Si elle admet qu’il y a des initiatives dans le monde pour protéger l’environnement, comme le montre le film Demain, de Mélanie Laurent et Cyril Dion, elle se désole des investissements massifs dans le pétrole après la décision du président des États-Unis, Donald Trump, d’autoriser l’oléoduc Keystone.

Les femmes aux premières loges?

Dans une lettre ouverte l’automne dernier, l’écrivaine se demandait s’il était « utile de repenser l’éducation sans repenser en même temps la société de consommation, sans critiquer l’instrumentalisation du corps (masculin ou féminin) dans le but de vendre des produits, sans mettre des limites sévères à la tendance qu’ont les mâles alpha à s’arroger éhontément, non seulement les fesses des femelles, mais les ressources de la planète ».

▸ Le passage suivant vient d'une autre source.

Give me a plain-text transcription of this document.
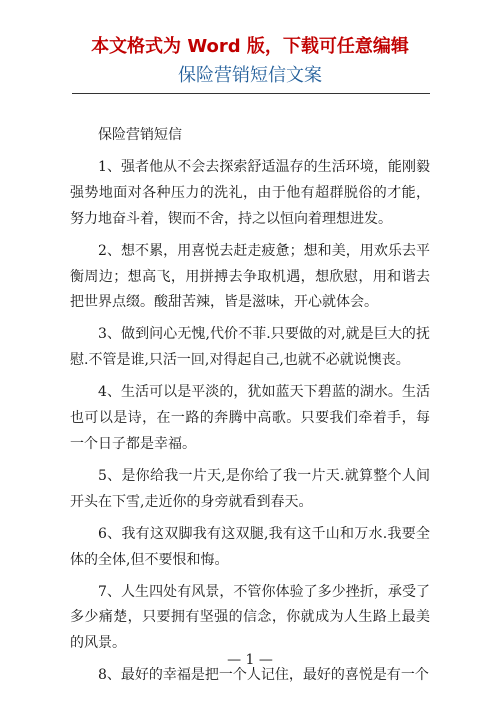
本文格式为 Word 版，下载可任意编辑
保险营销短信文案

保险营销短信

1、强者他从不会去探索舒适温存的生活环境，能刚毅强势地面对各种压力的洗礼，由于他有超群脱俗的才能，努力地奋斗着，锲而不舍，持之以恒向着理想进发。

2、想不累，用喜悦去赶走疲惫；想和美，用欢乐去平衡周边；想高飞，用拼搏去争取机遇，想欣慰，用和谐去把世界点缀。酸甜苦辣，皆是滋味，开心就体会。

3、做到问心无愧,代价不菲.只要做的对,就是巨大的抚慰.不管是谁,只活一回,对得起自己,也就不必就说懊丧。

4、生活可以是平淡的，犹如蓝天下碧蓝的湖水。生活也可以是诗，在一路的奔腾中高歌。只要我们牵着手，每一个日子都是幸福。

5、是你给我一片天,是你给了我一片天.就算整个人间开头在下雪,走近你的身旁就看到春天。

6、我有这双脚我有这双腿,我有这千山和万水.我要全体的全体,但不要恨和悔。

7、人生四处有风景，不管你体验了多少挫折，承受了多少痛楚，只要拥有坚强的信念，你就成为人生路上最美的风景。

8、最好的幸福是把一个人记住，最好的喜悦是有一个

— 1 —
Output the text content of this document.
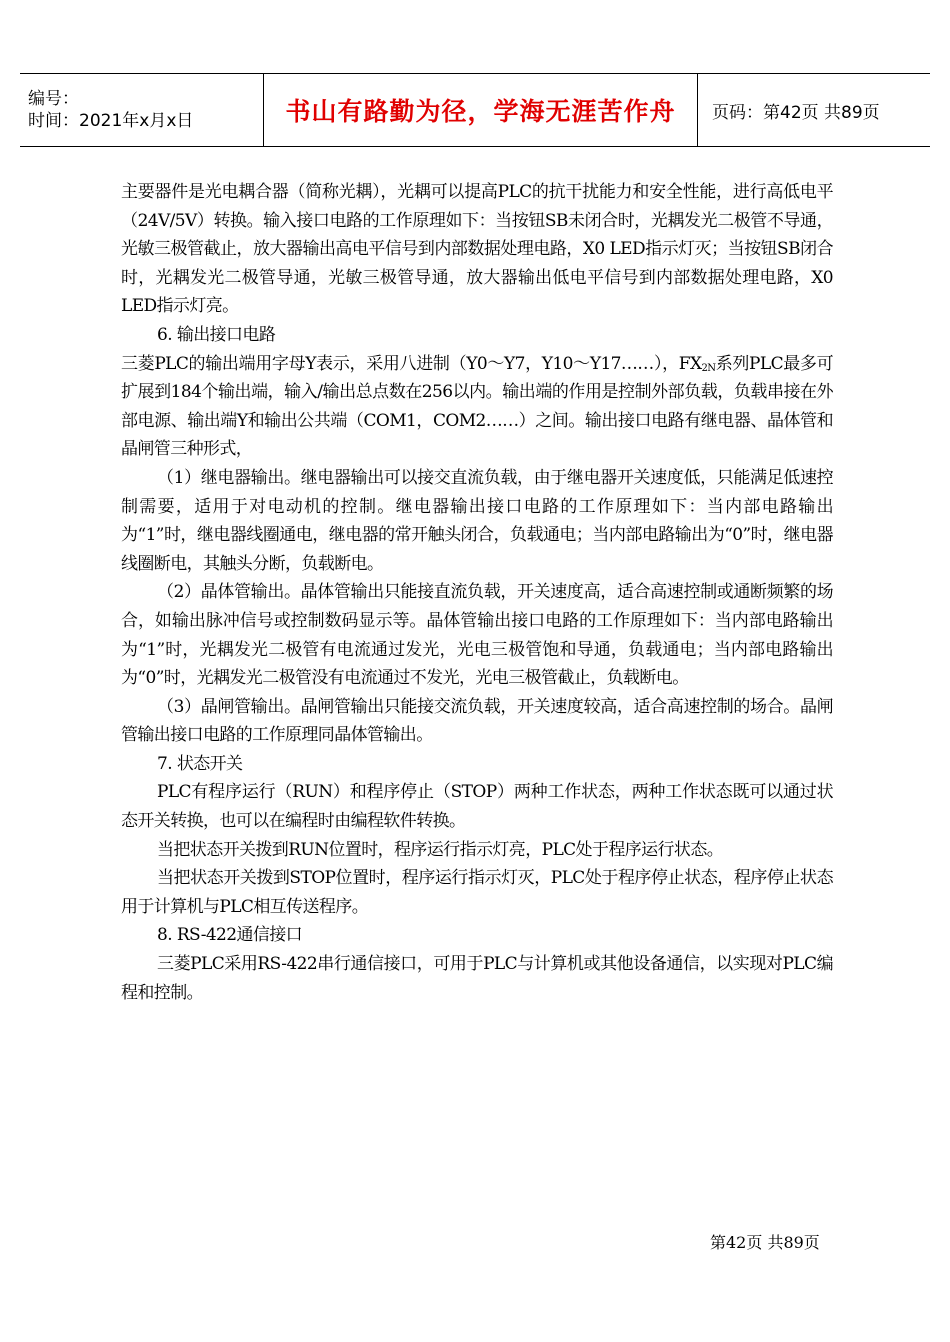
编号：
时间：2021年x月x日	书山有路勤为径，学海无涯苦作舟 页码：第42页 共89页

主要器件是光电耦合器（简称光耦），光耦可以提高PLC的抗干扰能力和安全性能，进行高低电平（24V/5V）转换。输入接口电路的工作原理如下：当按钮SB未闭合时，光耦发光二极管不导通，光敏三极管截止，放大器输出高电平信号到内部数据处理电路，X0 LED指示灯灭；当按钮SB闭合时，光耦发光二极管导通，光敏三极管导通，放大器输出低电平信号到内部数据处理电路，X0 LED指示灯亮。

6. 输出接口电路

三菱PLC的输出端用字母Y表示，采用八进制（Y0～Y7，Y10～Y17……），$FX_{2N}$系列PLC最多可扩展到184个输出端，输入/输出总点数在256以内。输出端的作用是控制外部负载，负载串接在外部电源、输出端Y和输出公共端（COM1，COM2……）之间。输出接口电路有继电器、晶体管和晶闸管三种形式，

（1）继电器输出。继电器输出可以接交直流负载，由于继电器开关速度低，只能满足低速控制需要，适用于对电动机的控制。继电器输出接口电路的工作原理如下：当内部电路输出为“1”时，继电器线圈通电，继电器的常开触头闭合，负载通电；当内部电路输出为“0”时，继电器线圈断电，其触头分断，负载断电。

（2）晶体管输出。晶体管输出只能接直流负载，开关速度高，适合高速控制或通断频繁的场合，如输出脉冲信号或控制数码显示等。晶体管输出接口电路的工作原理如下：当内部电路输出为“1”时，光耦发光二极管有电流通过发光，光电三极管饱和导通，负载通电；当内部电路输出为“0”时，光耦发光二极管没有电流通过不发光，光电三极管截止，负载断电。

（3）晶闸管输出。晶闸管输出只能接交流负载，开关速度较高，适合高速控制的场合。晶闸管输出接口电路的工作原理同晶体管输出。

7. 状态开关

PLC有程序运行（RUN）和程序停止（STOP）两种工作状态，两种工作状态既可以通过状态开关转换，也可以在编程时由编程软件转换。

当把状态开关拨到RUN位置时，程序运行指示灯亮，PLC处于程序运行状态。

当把状态开关拨到STOP位置时，程序运行指示灯灭，PLC处于程序停止状态，程序停止状态用于计算机与PLC相互传送程序。

8. RS-422通信接口

三菱PLC采用RS-422串行通信接口，可用于PLC与计算机或其他设备通信，以实现对PLC编程和控制。

第42页 共89页
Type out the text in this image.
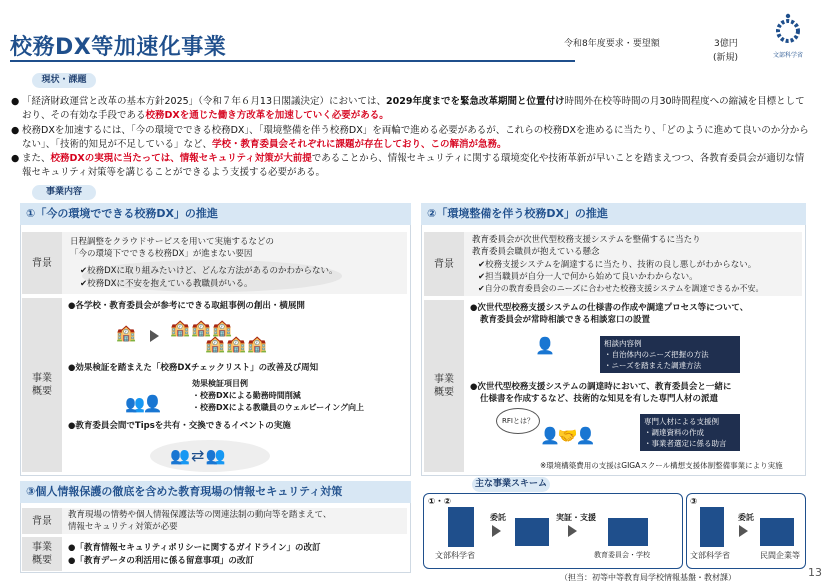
校務DX等加速化事業	令和8年度要求・要望額	3億円
(新規)	文部科学省
現状・課題
● 「経済財政運営と改革の基本方針2025」（令和７年６月13日閣議決定）においては、2029年度までを緊急改革期間と位置付け時間外在校等時間の月30時間程度への縮減を目標としており、その有効な手段である校務DXを通じた働き方改革を加速していく必要がある。
● 校務DXを加速するには、「今の環境でできる校務DX」、「環境整備を伴う校務DX」を両輪で進める必要があるが、これらの校務DXを進めるに当たり、「どのように進めて良いのか分からない」、「技術的知見が不足している」など、学校・教育委員会それぞれに課題が存在しており、この解消が急務。
● また、校務DXの実現に当たっては、情報セキュリティ対策が大前提であることから、情報セキュリティに関する環境変化や技術革新が早いことを踏まえつつ、各教育委員会が適切な情報セキュリティ対策等を講じることができるよう支援する必要がある。
事業内容
①「今の環境でできる校務DX」の推進
背景
日程調整をクラウドサービスを用いて実施するなどの
「今の環境下でできる校務DX」が進まない要因
✔校務DXに取り組みたいけど、どんな方法があるのかわからない。
✔校務DXに不安を抱えている教職員がいる。
事業
概要
●各学校・教育委員会が参考にできる取組事例の創出・横展開
🏫 🏫 🏫 🏫
🏫 🏫 🏫
●効果検証を踏まえた「校務DXチェックリスト」の改善及び周知
👥👤
効果検証項目例
・校務DXによる勤務時間削減
・校務DXによる教職員のウェルビーイング向上
●教育委員会間でTipsを共有・交換できるイベントの実施
👥 ⇄ 👥
②「環境整備を伴う校務DX」の推進
背景
教育委員会が次世代型校務支援システムを整備するに当たり
教育委員会職員が抱えている懸念
✔校務支援システムを調達するに当たり、技術の良し悪しがわからない。
✔担当職員が自分一人で何から始めて良いかわからない。
✔自分の教育委員会のニーズに合わせた校務支援システムを調達できるか不安。
事業
概要
●次世代型校務支援システムの仕様書の作成や調達プロセス等について、
教育委員会が常時相談できる相談窓口の設置
👤	相談内容例
・自治体内のニーズ把握の方法
・ニーズを踏まえた調達方法
●次世代型校務支援システムの調達時において、教育委員会と一緒に
仕様書を作成するなど、技術的な知見を有した専門人材の派遣
RFIとは？
👤🤝👤
専門人材による支援例
・調達資料の作成
・事業者選定に係る助言
※環境構築費用の支援はGIGAスクール構想支援体制整備事業により実施
③個人情報保護の徹底を含めた教育現場の情報セキュリティ対策
背景
教育現場の情勢や個人情報保護法等の関連法制の動向等を踏まえて、
情報セキュリティ対策が必要
事業
概要
●「教育情報セキュリティポリシーに関するガイドライン」の改訂
●「教育データの利活用に係る留意事項」の改訂
主な事業スキーム
①・②	③
文部科学省
委託	実証・支援
教育委員会・学校	文部科学省
委託
民間企業等
（担当：初等中等教育局学校情報基盤・教材課）	13
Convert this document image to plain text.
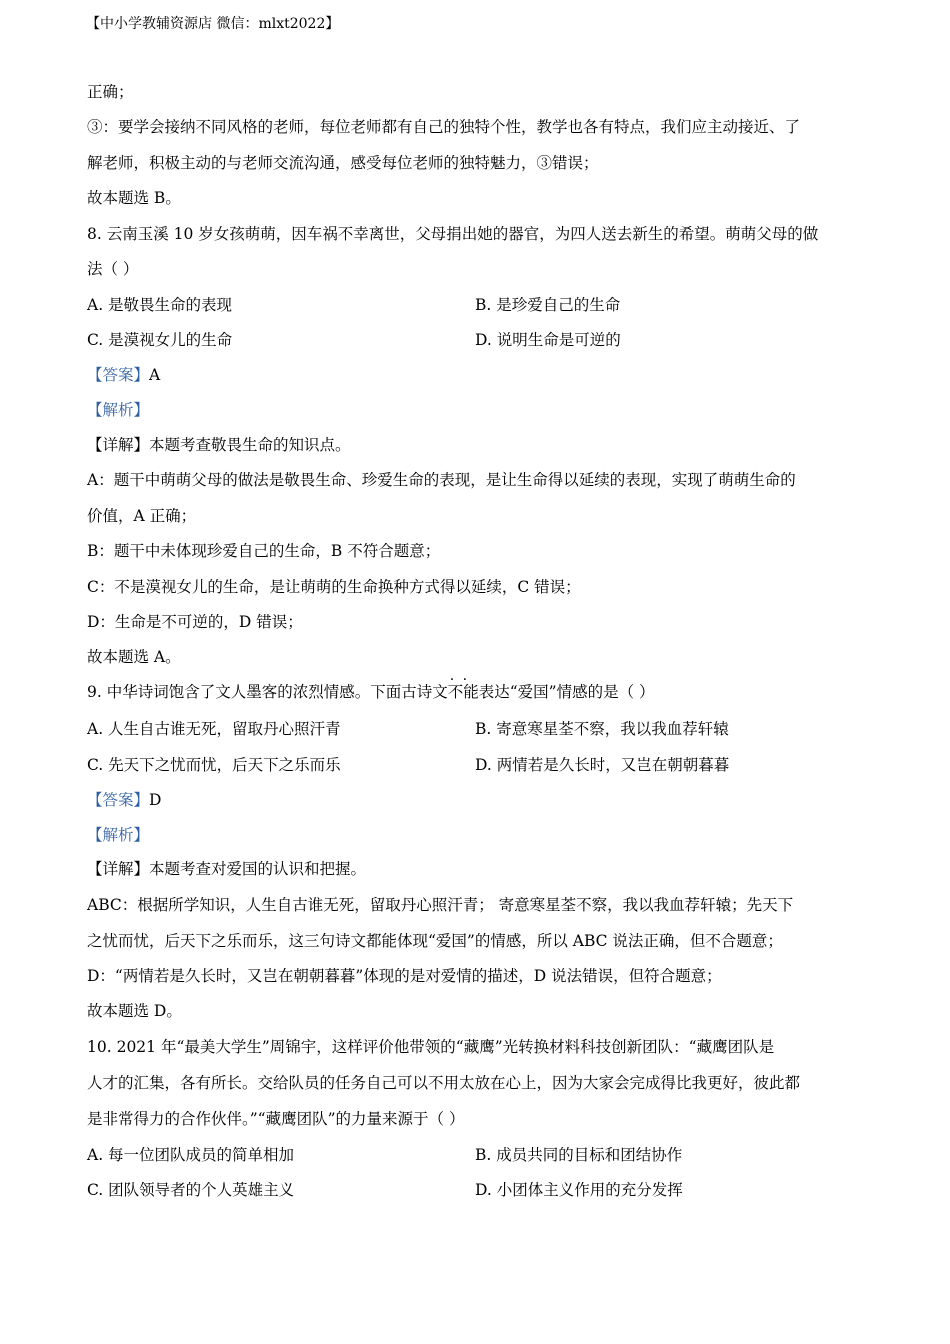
【中小学教辅资源店 微信：mlxt2022】
正确；
③：要学会接纳不同风格的老师，每位老师都有自己的独特个性，教学也各有特点，我们应主动接近、了
解老师，积极主动的与老师交流沟通，感受每位老师的独特魅力，③错误；
故本题选 B。
8. 云南玉溪 10 岁女孩萌萌，因车祸不幸离世，父母捐出她的器官，为四人送去新生的希望。萌萌父母的做
法（ ）
A. 是敬畏生命的表现	B. 是珍爱自己的生命
C. 是漠视女儿的生命	D. 说明生命是可逆的
【答案】A
【解析】
【详解】本题考查敬畏生命的知识点。
A：题干中萌萌父母的做法是敬畏生命、珍爱生命的表现，是让生命得以延续的表现，实现了萌萌生命的
价值，A 正确；
B：题干中未体现珍爱自己的生命，B 不符合题意；
C：不是漠视女儿的生命，是让萌萌的生命换种方式得以延续，C 错误；
D：生命是不可逆的，D 错误；
故本题选 A。
9. 中华诗词饱含了文人墨客的浓烈情感。下面古诗文· · 不能表达“爱国”情感的是（ ）
A. 人生自古谁无死，留取丹心照汗青	B. 寄意寒星荃不察，我以我血荐轩辕
C. 先天下之忧而忧，后天下之乐而乐	D. 两情若是久长时，又岂在朝朝暮暮
【答案】D
【解析】
【详解】本题考查对爱国的认识和把握。
ABC：根据所学知识，人生自古谁无死，留取丹心照汗青； 寄意寒星荃不察，我以我血荐轩辕；先天下
之忧而忧，后天下之乐而乐，这三句诗文都能体现“爱国”的情感，所以 ABC 说法正确，但不合题意；
D：“两情若是久长时，又岂在朝朝暮暮”体现的是对爱情的描述，D 说法错误，但符合题意；
故本题选 D。
10. 2021 年“最美大学生”周锦宇，这样评价他带领的“藏鹰”光转换材料科技创新团队：“藏鹰团队是
人才的汇集，各有所长。交给队员的任务自己可以不用太放在心上，因为大家会完成得比我更好，彼此都
是非常得力的合作伙伴。”“藏鹰团队”的力量来源于（ ）
A. 每一位团队成员的简单相加	B. 成员共同的目标和团结协作
C. 团队领导者的个人英雄主义	D. 小团体主义作用的充分发挥
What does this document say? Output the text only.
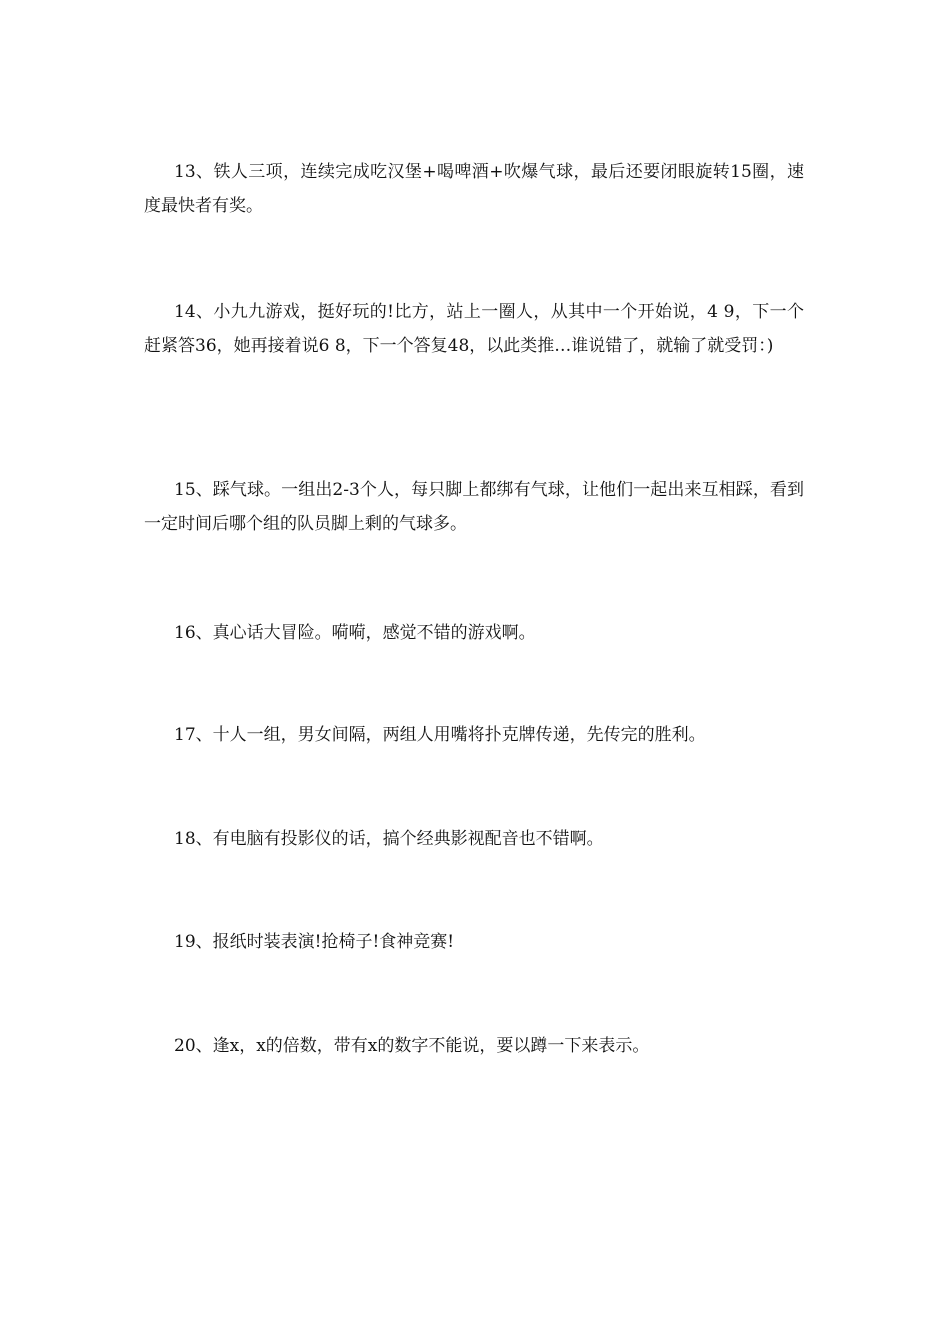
13、铁人三项，连续完成吃汉堡+喝啤酒+吹爆气球，最后还要闭眼旋转15圈，速度最快者有奖。

14、小九九游戏，挺好玩的!比方，站上一圈人，从其中一个开始说，4 9，下一个赶紧答36，她再接着说6 8，下一个答复48，以此类推…谁说错了，就输了就受罚：)

15、踩气球。一组出2-3个人，每只脚上都绑有气球，让他们一起出来互相踩，看到一定时间后哪个组的队员脚上剩的气球多。

16、真心话大冒险。嗬嗬，感觉不错的游戏啊。

17、十人一组，男女间隔，两组人用嘴将扑克牌传递，先传完的胜利。

18、有电脑有投影仪的话，搞个经典影视配音也不错啊。

19、报纸时装表演!抢椅子!食神竞赛!

20、逢x，x的倍数，带有x的数字不能说，要以蹲一下来表示。
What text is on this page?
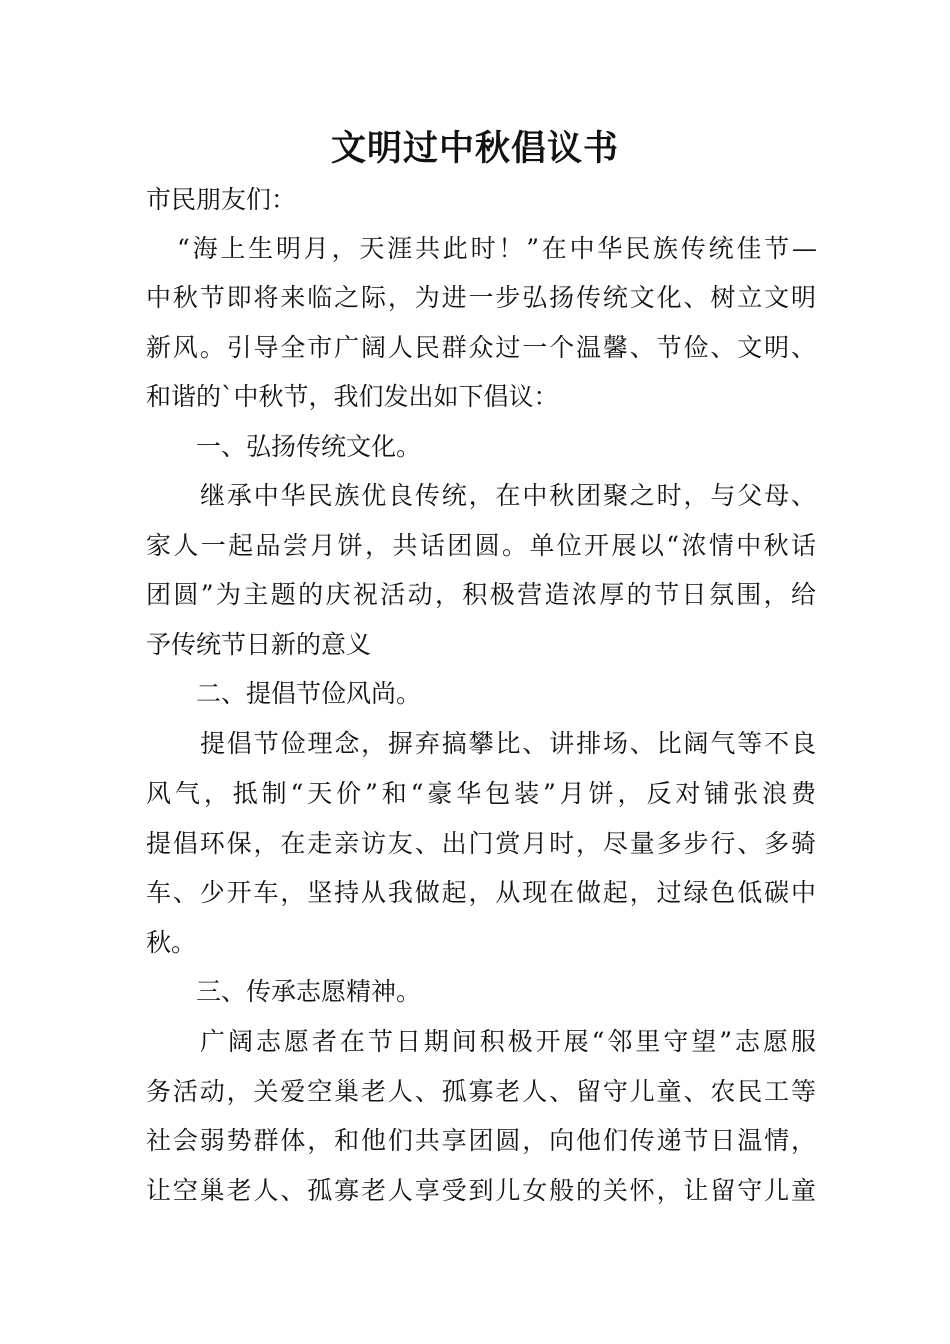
文明过中秋倡议书
市民朋友们：
“海上生明月，天涯共此时！”在中华民族传统佳节—
中秋节即将来临之际，为进一步弘扬传统文化、树立文明
新风。引导全市广阔人民群众过一个温馨、节俭、文明、
和谐的`中秋节，我们发出如下倡议：
一、弘扬传统文化。
继承中华民族优良传统，在中秋团聚之时，与父母、
家人一起品尝月饼，共话团圆。单位开展以“浓情中秋话
团圆”为主题的庆祝活动，积极营造浓厚的节日氛围，给
予传统节日新的意义
二、提倡节俭风尚。
提倡节俭理念，摒弃搞攀比、讲排场、比阔气等不良
风气，抵制“天价”和“豪华包装”月饼，反对铺张浪费
提倡环保，在走亲访友、出门赏月时，尽量多步行、多骑
车、少开车，坚持从我做起，从现在做起，过绿色低碳中
秋。
三、传承志愿精神。
广阔志愿者在节日期间积极开展“邻里守望”志愿服
务活动，关爱空巢老人、孤寡老人、留守儿童、农民工等
社会弱势群体，和他们共享团圆，向他们传递节日温情，
让空巢老人、孤寡老人享受到儿女般的关怀，让留守儿童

Pense-t-elle que les femmes sont les premières victimes de l’exploitation de l’environnement? « Il y a certainement un lien à faire. Le mot « victime » n’est pas un de mes mots préférés, car c’est un peu trop gratifiant de se camper en victime et de dire fièrement « Je fais partie des victimes. » J’ai tendance à formuler les choses un tout petit peu différemment. »

Peut-on lier la situation de la femme, la société de consommation et tout ce qu’on fait subir à l’environnement en son nom? « Cette logique de commercialisation, de consommation, à la fois les hommes et les femmes sont les acteurs et les victimes. […] Les néocapitalistes, qui ne sont pas exclusivement des hommes, profitent de nos instincts pour transformer des besoins en dépendance », explique-t-elle.

Elle pense qu’il y a sûrement un désir inné des femmes d’être belles et des hommes d’être forts. « Même si c’est grossier de le formuler en quelques mots, je le pense. Le capitalisme va transformer [ces besoins] en industries multimilliardaires, qui ne font pas appel à la raison et aux convictions mais aux tripes. Ce sont les grandes productions de Hollywood, […] c’est aussi la pornographie, les jeux vidéos violents, l’industrie de la beauté, de la mode, des régimes, tout cela fonctionne. »

Nancy Huston ajoute que les humains ont la capacité de dissocier la fin des moyens et d’agir de manière paradoxale. « On voit cela en Europe en ce moment avec la question des migrants : tout en insistant sur le fait qu’on est une société chrétienne, on transgresse les principes fondamentaux du christianisme, qui sont la générosité, le don à ceux qui sont dans le besoin, l’aide à son voisin souffrant. C’est vraiment très comique comment on arrive à avoir le beurre et l’argent du beurre. »

L’écrivaine fait un lien avec la protection de l’environnement. Les gens sont d’accord avec les différentes mesures de protection de la planète mises en place, tant qu’elles ne les touchent pas personnellement.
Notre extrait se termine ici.